If professional resources are slim, community resources are another story. A possibly unforeseen development of DIY gene testing is the online communities that have sprung up around adoptees and donor-conceived people. There are closed groups on Facebook as well as websites and wikis: We Are Donor Conceived, DNA for the Donor Conceived, the Donor Sibling Registry, DNA Detectives and DNAadoption.com, to name a few.

On these sites, genealogists offer up their skills to hunt down long-lost relatives, and newcomers are greeted with a sense of solidarity—and, in many cases, get turned on to political advocacy. Adoptees are still fighting, state by state, to unseal old adoption records, Brodzinsky says. Many donor-conceived adults and children are incensed that clinics can sell gametes for a profit while keeping information about the donor's identity from the resulting offspring. There are no truly representative peer-reviewed studies on donor-conceived individuals' opinions on anonymity, though surveys of offspring, donors and parents active on the Donor Sibling Registry in 2014 found that 32 percent of gamete donors, 31 percent of parents who are raising donor-conceived kids and 46 percent of donor-conceived offspring agreed or strongly agreed that donors should not be anonymous (Journal of Law and the Biosciences, Vol. 3, No. 1, 2016).

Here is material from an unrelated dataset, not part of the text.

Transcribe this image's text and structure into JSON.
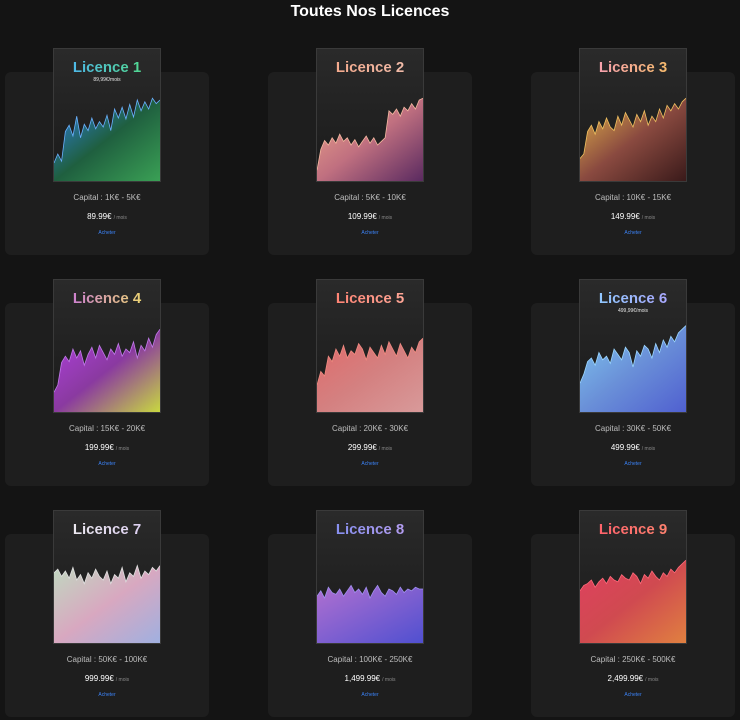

The United Kingdom outlawed anonymous donation in 2005, making it possible for kids conceived after that date to find out their donor's information when they turn 18. There are no such regulations in the United States. Many donor-conceived adults have become advocates for changing U.S. laws, a fight that can be identity-confirming in its own right.

"I personally believe that wanting to know where you come from is a fundamental part of being human, and in erasing that possibility for us, the clinics are expecting us to be less than human," Erin says.

Laura, whose discovery that she was donor conceived was so disruptive to her family relationships, found healing by becoming an egg donor herself. She has a biological daughter who knows who she is and who she knows in return.

"I knew that other children were going to be born by donor conception," Laura says. "I wanted to be one of the donors who did it the right way."

*First names have been used to protect privacy.